Like Egypt, Cairo dwindles into a thin ribbon of settlements at its southern extremity; towards the north it gradually broadens, like the country itself, into a wide, densely populated funnel. To the south lies Upper Egypt, the , a long thin carpet of green that flanks the Nile on both sides; to the north is the triangle created by the river, as perfect as any in Nature, the Delta. Egypt’s metaphor, Egypt itself, sits in between like a hinge, straddling the imaginary line that since the beginning of human history has divided the country into two parts, each distinct and at the same time perfectly complementary.
To most Egyptians outside Cairo, their metaphor stands for the entire city: the whole of it is known as Masr — the city’s formal name al-Qâhira is infrequently used. But Cairo, like Delhi or Rome, is actually not so much a single city as an archipelago of townships, founded on neighbouring sites, by various different dynasties and rulers.
When the people of Cairo speak of Masr, they often have a particular district of the city in mind. It lies towards the south, and it goes by several names. Sometimes it is spoken of as Old Cairo, Masr al-Qadîma or Mar al-‘Atîqa, sometimes as Mari Gargis, but most often as Fusâ Mar, or simply Fusâ. On a map, the quarter seems very small, far too small to be so rich in names. But in fact, small as it is, the area is not a single island within Cairo, but rather a second archipelago within the first.

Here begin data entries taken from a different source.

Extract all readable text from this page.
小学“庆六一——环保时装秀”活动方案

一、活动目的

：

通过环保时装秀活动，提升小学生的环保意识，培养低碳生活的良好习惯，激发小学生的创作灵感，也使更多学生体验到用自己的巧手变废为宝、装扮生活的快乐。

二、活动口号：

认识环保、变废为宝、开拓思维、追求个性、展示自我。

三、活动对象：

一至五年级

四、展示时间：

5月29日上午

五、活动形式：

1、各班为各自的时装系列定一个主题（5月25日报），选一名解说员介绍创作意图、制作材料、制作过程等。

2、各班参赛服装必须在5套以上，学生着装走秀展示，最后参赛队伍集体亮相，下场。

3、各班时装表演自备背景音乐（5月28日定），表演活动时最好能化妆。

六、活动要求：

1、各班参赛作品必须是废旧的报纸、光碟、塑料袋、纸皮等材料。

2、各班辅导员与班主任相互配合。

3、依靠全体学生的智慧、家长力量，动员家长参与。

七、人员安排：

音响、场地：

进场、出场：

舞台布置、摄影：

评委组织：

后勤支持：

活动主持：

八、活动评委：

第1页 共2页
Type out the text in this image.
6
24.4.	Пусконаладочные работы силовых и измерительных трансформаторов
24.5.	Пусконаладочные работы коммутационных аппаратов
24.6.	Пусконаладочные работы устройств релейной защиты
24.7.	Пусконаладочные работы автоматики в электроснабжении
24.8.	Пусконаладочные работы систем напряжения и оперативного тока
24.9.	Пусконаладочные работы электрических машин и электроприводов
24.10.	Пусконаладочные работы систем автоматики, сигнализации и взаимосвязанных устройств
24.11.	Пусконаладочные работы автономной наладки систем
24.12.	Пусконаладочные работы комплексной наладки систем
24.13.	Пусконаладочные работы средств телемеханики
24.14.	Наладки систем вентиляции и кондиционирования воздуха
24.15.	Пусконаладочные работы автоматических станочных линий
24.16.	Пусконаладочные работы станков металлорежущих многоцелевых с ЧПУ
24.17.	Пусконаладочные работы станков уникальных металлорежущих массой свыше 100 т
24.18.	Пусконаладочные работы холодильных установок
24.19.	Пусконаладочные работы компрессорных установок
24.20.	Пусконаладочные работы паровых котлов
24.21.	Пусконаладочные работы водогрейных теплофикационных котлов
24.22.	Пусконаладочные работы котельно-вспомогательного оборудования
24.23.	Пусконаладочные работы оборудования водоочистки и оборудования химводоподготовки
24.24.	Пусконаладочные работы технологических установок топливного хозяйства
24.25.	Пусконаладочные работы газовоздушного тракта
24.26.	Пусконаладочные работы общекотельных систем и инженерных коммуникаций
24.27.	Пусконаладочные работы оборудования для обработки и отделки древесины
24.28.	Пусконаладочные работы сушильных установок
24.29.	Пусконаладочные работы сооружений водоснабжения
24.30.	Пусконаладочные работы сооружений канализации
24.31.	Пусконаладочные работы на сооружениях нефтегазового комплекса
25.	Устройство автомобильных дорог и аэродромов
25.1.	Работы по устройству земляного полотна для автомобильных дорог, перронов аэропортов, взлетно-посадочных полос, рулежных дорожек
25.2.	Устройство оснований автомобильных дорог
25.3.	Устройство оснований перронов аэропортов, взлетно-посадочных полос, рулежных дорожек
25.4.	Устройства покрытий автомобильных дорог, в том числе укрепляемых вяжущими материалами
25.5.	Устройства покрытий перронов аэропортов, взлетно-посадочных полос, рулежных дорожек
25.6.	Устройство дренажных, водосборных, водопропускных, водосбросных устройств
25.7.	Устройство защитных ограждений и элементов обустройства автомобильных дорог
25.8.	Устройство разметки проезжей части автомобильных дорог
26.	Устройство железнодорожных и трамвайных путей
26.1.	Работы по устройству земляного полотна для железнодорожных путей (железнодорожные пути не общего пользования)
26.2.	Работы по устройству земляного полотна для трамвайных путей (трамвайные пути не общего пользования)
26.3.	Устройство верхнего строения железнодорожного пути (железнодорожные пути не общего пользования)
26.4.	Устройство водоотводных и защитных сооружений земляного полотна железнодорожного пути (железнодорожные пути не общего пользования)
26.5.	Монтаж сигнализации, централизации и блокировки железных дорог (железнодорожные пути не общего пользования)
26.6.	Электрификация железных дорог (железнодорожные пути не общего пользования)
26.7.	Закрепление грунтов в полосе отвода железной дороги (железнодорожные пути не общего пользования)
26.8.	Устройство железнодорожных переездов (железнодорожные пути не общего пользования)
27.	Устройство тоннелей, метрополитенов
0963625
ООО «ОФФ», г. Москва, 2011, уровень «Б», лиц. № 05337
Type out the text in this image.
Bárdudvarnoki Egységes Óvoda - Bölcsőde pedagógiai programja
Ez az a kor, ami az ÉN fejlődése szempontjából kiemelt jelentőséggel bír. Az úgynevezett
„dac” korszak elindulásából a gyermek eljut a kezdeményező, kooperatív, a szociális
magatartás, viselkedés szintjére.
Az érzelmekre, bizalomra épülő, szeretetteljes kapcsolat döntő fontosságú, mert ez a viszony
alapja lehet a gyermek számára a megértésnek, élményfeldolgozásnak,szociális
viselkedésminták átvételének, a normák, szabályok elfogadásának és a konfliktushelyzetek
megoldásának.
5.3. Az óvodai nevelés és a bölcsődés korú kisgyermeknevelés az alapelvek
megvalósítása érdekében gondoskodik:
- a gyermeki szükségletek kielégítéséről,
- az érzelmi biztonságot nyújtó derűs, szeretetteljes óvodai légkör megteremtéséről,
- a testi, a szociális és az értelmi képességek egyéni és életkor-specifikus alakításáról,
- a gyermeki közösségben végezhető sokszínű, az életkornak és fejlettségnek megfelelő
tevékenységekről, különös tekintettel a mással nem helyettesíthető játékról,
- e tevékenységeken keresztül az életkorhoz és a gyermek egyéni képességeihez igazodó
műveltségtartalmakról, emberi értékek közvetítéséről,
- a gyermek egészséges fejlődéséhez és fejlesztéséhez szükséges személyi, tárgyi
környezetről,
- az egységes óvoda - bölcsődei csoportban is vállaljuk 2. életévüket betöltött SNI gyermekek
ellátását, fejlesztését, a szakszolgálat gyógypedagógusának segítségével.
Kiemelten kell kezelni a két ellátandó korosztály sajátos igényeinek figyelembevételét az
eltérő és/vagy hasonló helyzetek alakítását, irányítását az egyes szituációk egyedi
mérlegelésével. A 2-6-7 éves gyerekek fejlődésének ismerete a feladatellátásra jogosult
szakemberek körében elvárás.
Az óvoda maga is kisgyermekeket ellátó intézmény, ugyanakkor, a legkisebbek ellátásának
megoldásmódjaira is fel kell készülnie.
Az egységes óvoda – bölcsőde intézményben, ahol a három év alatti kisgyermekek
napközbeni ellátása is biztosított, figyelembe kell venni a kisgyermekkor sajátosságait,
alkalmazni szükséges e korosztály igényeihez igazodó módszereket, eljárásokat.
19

It was a small enclave within this formation that eventually became home to Abraham Ben Yiju, the master of the Slave of MS H.6: a Roman fortress called Babylon. The fort was built by the emperor Trajan in 130AD, on the site of an even earlier structure, and the Romans are said to have called it Babylon of Egypt, to distinguish it from the Mesopotamian Babylon. The name may have come from the Arabic Bâb il-On, ‘The Gate of On’, after the ancient sanctuary of the Sun God at Heliopolis, but there are many contending theories and no one knows for sure. The fort has had other names, most notably Qar al-Shama‘, Fortress of the Lamp, but it is Babylon that has served it longest.
The entrance to Babylon was once guarded by two massive, heavily buttressed towers: one of them is now a ruined stump, and the other was incorporated several centuries ago into the structure of a Greek Orthodox church. Today the towers, and the gateway that lies between them, are separated from the Nile by several hundred metres. But at the time when the fortress was built the river flowed directly beside it: the reason why the towers were so solidly constructed is that they served as Babylon’s principal embankment against the annual Nile flood. In the early years of Babylon’s history, the towers were flanked by a port. As the centuries advanced and the conurbation around the fortress grew in size and importance, the river retreated westwards and the docks and warehouses gradually expanded along the newly emerged lands on the bank. In Ben Yiju’s time the port was one of the busiest in the Middle East; it was said to handle more traffic than Baghdad and Basra combined.